Centre-forwards are perhaps wrongly defined by numbers. They can occasionally mislead. But not Haaland’s.

His longest scoring drought for City stands at five games. The latest of these was the Champions League final against Inter in Istanbul last June.

He didn’t touch the ball much that night either and I’m not sure this weighed particularly heavily on his mind as he bowed his head to his medal.

When Kylian Mbappe scored a huge goal for PSG in Dortmund last December, the semi-automatic offside system used in the Champions League ruled it out without a minute.

In England our VAR officials were still fiddling with red lines and rulers.

Now the Premier League clubs have voted – belatedly – ​​to join the real world and it is already too late. Goodbye A-level geometry, hello common sense.

Kylian Mbappé saw a goal for Paris Saint-Germain at Borussia Dortmund disallowed due to the semi-automatic offside system

Calls continue to grow for youngster Kobbie Mainoo to start England’s European Championship campaign against Serbia in June, but it appears Gareth Southgate has reservations.

Asked about the Manchester United player after his starring role in the England-Belgium draw last month, Southgate said: ‘He has the fearlessness to get in and the technical ability, when pressed, to find and manipulate a pass to manipulate the ball tightly. areas.

‘It gives us a profile of a player we don’t have yet. That is extremely exciting.

‘But we are of course a bit more open with him in the team.’

It’s that last sentence that tells me Mainoo won’t be playing in game one in Gelsenkirchen.

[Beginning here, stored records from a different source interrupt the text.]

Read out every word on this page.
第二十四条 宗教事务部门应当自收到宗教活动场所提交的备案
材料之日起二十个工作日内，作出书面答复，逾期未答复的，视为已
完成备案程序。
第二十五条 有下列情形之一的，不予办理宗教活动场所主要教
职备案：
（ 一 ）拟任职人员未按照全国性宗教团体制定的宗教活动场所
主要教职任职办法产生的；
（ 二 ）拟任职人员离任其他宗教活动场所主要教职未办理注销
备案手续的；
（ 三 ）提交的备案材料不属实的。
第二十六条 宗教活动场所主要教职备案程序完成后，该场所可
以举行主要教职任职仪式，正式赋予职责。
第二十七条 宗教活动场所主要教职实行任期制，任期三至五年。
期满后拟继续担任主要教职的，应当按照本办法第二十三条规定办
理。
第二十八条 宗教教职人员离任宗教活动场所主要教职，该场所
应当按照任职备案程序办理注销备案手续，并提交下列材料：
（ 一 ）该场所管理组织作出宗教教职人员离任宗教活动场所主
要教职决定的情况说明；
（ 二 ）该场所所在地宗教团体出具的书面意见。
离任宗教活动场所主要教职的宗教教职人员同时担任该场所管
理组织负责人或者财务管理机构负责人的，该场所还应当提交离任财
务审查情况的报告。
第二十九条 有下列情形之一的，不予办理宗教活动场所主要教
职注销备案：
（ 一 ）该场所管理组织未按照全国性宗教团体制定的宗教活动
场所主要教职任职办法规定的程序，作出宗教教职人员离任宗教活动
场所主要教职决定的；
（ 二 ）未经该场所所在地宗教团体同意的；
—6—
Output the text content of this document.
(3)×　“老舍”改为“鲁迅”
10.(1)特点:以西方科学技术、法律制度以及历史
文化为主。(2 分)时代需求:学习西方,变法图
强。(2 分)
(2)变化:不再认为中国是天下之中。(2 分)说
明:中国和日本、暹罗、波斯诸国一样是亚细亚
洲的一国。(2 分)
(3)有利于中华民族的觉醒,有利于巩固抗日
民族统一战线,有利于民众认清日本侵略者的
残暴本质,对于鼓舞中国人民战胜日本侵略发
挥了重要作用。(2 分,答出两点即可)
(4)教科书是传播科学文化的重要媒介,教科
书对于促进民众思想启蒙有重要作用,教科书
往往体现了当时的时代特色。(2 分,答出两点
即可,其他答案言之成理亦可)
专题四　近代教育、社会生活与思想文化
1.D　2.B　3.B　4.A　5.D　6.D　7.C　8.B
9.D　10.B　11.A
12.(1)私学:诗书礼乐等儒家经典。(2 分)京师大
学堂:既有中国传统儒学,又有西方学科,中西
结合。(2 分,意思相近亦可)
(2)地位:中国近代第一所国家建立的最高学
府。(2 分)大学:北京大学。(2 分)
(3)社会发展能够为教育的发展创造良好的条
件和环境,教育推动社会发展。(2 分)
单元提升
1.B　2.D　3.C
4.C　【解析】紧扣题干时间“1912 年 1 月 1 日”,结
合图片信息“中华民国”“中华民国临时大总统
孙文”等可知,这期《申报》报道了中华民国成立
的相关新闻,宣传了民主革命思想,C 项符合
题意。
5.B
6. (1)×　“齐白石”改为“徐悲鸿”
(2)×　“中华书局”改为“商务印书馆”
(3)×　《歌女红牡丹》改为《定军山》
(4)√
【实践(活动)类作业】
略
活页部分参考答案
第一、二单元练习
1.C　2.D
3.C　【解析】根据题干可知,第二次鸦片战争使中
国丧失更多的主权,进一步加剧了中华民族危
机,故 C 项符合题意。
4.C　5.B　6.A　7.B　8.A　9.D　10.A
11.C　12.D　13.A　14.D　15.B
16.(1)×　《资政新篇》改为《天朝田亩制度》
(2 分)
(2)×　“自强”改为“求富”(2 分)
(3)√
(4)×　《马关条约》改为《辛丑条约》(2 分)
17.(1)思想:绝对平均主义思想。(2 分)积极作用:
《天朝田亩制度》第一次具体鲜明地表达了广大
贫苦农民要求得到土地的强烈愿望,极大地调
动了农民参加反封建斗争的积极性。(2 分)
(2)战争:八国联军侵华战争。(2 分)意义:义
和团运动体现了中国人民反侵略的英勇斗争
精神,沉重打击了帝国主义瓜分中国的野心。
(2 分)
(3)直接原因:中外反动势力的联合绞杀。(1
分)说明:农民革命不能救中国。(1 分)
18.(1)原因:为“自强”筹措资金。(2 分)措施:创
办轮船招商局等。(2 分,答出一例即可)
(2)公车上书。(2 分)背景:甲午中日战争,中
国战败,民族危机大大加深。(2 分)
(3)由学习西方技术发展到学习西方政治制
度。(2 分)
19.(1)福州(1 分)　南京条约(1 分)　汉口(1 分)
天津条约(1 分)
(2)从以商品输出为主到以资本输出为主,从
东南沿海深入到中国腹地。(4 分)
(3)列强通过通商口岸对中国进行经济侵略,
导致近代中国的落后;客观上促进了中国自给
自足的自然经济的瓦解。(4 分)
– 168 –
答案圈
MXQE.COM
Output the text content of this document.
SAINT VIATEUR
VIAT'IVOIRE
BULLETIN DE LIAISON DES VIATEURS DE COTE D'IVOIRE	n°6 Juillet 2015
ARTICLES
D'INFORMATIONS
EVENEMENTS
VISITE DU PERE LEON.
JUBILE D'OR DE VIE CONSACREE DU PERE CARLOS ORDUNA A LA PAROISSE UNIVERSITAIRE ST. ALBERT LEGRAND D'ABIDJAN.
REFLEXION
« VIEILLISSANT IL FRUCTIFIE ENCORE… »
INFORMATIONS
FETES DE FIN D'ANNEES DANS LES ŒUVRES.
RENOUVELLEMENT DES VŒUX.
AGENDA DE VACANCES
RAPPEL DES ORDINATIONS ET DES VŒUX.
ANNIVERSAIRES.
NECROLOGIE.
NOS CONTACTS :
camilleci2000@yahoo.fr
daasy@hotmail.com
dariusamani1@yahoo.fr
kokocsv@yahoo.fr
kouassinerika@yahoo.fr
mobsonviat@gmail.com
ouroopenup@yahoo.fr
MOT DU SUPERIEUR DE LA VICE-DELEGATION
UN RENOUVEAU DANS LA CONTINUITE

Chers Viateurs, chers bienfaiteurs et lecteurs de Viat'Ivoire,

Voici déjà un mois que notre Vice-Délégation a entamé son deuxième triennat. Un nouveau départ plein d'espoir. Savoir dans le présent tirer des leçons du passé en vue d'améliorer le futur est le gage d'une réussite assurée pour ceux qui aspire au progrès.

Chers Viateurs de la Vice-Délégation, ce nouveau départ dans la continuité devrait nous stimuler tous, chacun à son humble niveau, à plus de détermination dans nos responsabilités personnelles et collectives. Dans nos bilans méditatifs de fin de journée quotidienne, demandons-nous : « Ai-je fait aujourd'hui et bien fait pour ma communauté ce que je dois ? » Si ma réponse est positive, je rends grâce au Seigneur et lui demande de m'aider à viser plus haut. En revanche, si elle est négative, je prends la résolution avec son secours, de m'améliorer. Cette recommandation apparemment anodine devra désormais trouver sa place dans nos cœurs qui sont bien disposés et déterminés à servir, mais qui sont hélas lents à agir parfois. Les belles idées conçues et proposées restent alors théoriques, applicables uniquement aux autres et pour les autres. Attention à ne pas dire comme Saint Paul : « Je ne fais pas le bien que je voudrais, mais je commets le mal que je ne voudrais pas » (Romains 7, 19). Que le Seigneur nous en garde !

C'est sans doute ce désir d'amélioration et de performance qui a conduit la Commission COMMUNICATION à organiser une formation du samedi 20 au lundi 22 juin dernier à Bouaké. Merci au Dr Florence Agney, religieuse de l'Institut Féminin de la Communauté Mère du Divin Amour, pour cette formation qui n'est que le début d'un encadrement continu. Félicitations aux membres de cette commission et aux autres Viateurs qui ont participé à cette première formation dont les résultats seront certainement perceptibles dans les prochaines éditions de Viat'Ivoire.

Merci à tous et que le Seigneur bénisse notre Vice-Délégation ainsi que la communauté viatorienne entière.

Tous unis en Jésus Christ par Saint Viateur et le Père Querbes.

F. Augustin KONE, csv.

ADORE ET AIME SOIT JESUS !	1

Kobbie Mainoo could be part of Gareth Southgate’s squad for Euro 2024, but start not guaranteed

It tells me that the England manager may listen to his more conservative instincts when it comes to preparing his team for a must-see opener.

That will fuel Southgate’s critics, and rightly so. There are times when courage can be a virtue.

However, it is also worth noting that Mainoo, for all his obvious potential and talent, is currently playing in a United midfield that is constantly overrun, outplayed and outmatched by Premier League teams.

As Gary Neville said after the draw against Liverpool, it is United’s three midfielders who represent the team’s biggest ongoing weakness.

Kobbie Mainoo celebrates his stunning goal for Manchester United against Liverpool

Mainoo cannot be solely blamed for this. Bruno Fernandes and Casemiro are also in it and they have much more experience than the teenager.

But Mainoo is part of that midfield and as such is part of a problem. Southgate must have noticed this too.

Just after Manchester United had equalized against Liverpool at Old Trafford, the visiting team launched one of those counter-attacks that so often seemed to open the opponents like a can of beans, but almost inevitably came to naught.

On this occasion the numerical overload ended with Darwin Nunez in possession at the far post.

The Liverpool striker could have shot. He could have given a two-yard pass back inside to the unmarked Dominik Szoboszlai. Instead, he hit the ball back across the goal, to absolutely no one.

Darwin Nunez fires the ball across goal to no one during his frustrating display at Old Trafford

On a chaotic afternoon it was a defining moment, one that would have halted United’s recovery.

But it didn’t happen because a young footballer who is so much talked about failed to simply lift his head and look.

Nunez is a player I would pay to watch. I’ve tipped him for great things before on this page and I stand by that. But my resolve is weakening.

If you haven’t mastered some of the basics of the game at 24, when will you?